Now, I can tell you, if I were living in Germany and my children had German citizenship and Germany was deporting me, you couldn't stop me from taking my children back home with me.

Somehow, that never occurs to them either.

holdfast म्हणाले...

I was really hoping that they USSC would find a consitutional to immigration for the Taliban. These national death throes are just lingering - let's cut to the chase and just let the Vandals and the Visigoths sack the place.

traditionalguy म्हणाले...

The issue is United States boundaries. Those are presently revoked by Obama Decrees. So this is a moot point.
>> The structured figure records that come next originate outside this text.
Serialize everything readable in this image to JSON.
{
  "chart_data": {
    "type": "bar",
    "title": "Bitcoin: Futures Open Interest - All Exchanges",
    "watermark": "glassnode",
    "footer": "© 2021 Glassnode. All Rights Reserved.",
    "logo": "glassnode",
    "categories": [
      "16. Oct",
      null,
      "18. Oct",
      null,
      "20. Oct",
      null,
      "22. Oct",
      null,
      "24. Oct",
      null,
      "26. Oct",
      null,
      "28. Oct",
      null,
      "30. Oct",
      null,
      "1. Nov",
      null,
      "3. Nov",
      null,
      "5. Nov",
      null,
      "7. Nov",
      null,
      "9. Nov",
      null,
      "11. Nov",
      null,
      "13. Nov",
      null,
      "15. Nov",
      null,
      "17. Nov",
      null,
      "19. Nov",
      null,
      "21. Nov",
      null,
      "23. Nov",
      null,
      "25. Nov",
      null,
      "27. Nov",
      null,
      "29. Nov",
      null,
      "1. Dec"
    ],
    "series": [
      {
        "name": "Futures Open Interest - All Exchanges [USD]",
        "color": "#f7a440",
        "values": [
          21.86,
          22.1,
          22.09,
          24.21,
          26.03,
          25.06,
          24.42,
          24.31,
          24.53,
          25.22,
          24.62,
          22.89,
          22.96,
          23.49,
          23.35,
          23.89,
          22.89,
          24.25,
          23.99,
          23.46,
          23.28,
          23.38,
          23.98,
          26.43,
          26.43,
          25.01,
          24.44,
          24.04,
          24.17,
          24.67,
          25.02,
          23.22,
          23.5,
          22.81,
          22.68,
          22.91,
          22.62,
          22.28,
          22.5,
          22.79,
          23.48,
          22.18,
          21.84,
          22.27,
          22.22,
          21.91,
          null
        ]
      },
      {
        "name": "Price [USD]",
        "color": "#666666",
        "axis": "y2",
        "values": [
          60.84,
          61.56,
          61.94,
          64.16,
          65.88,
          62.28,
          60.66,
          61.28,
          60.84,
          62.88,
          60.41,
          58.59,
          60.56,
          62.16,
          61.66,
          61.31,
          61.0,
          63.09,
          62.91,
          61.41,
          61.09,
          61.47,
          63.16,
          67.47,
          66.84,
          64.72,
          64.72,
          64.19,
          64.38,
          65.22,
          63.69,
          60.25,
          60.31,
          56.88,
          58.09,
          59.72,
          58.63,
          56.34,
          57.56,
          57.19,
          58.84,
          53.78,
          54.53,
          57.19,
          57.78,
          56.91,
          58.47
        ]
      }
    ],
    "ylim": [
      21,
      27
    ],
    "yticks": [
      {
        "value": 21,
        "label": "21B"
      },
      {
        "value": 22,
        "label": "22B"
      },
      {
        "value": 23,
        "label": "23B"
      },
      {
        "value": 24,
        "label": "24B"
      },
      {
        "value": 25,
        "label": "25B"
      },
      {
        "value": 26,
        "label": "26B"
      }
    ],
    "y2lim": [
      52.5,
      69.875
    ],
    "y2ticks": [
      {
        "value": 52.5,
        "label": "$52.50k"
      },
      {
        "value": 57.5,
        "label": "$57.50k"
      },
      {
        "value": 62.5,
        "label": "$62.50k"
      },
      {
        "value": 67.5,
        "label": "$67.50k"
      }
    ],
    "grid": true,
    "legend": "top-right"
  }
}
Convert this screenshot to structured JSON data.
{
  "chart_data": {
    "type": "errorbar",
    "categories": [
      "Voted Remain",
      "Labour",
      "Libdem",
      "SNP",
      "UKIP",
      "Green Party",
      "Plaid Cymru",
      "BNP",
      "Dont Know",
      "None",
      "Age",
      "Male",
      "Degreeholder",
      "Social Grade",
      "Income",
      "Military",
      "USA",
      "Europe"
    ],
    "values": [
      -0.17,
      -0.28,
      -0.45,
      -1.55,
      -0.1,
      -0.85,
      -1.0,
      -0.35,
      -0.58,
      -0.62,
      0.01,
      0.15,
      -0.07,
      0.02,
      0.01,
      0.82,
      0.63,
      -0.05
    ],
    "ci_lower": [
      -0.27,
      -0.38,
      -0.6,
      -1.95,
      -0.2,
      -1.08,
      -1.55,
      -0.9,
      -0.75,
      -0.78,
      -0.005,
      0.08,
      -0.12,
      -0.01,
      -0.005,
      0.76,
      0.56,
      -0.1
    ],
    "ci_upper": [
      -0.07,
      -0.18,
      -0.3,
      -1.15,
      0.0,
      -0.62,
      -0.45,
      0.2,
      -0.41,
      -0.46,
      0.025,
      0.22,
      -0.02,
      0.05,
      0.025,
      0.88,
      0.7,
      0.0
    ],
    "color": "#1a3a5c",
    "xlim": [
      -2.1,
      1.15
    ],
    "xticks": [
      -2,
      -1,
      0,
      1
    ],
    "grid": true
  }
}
But the Judiciary goes along making rulings as if it is still relevant. The Potemkin Village sure is pretty, though.

Skeptical Voter म्हणाले...

Hey the lady and her Taliban payroll clerk want to live in happiness in the land of the Big PX In The Sky. This decision will cost Walmart one more shopper.

अनामित म्हणाले...

Blogger holdfast said...
I was really hoping that they USSC would find a consitutional to immigration for the Taliban. These national death throes are just lingering - let's cut to the chase and just let the Vandals and the Visigoths sack the place.


I think you're on to something here. Eventually, the conservatives (And by that I mean people who try and preserve what was) get tired. And they say, ah hell with it. And they join in for the last few minutes of partying before the whole thing goes to crap.

The sooner you allow the destruction, the sooner you can start to rebuild.

I mean, at some point you just have to admit the fire is too large. Better to let the house burn all the way to the ground, then rebuild.

HoodlumDoodlum म्हणाले...

Reno v. Flores, 507 U. S. 292, 302 (1993) (Due Process Clause limits the extent to which government can substantively regulate certain “fundamental” rights, “no matter what process is provided”).

Does anyone believe that the 4 dissenting Justices believe this when it comes to something like, say, personal property or a freedom of which they don't approve (like an individual right to bear a firearm, for instance)? I know it's precedent now, but would they have voted the majority's way in the case back then, or would they have dissented with Stephens and Blackmun?

Gahrie म्हणाले...

The sooner you allow the destruction, the sooner you can start to rebuild.

The last time Western Civilization collapsed, it took centuries to rebuild. I'm not prepared to wait that long.

अनामित म्हणाले...

[H]ow can we take proper account of security considerations without knowing what they are, without knowing how and why they require modification of traditional due process requirements, and without knowing whether other, less restrictive alternatives are available?

Good question. Now how about addressing the issues surrounding the NSA vacuuming up all our cell phone calls, about which the FISA court apparently has no qualms? Does national security trump Constitutional emanations of privacy?

JackWayne म्हणाले...

Ho Hum. SCOTUS won't be living next to the terrorist. You peons will. Have a nice day.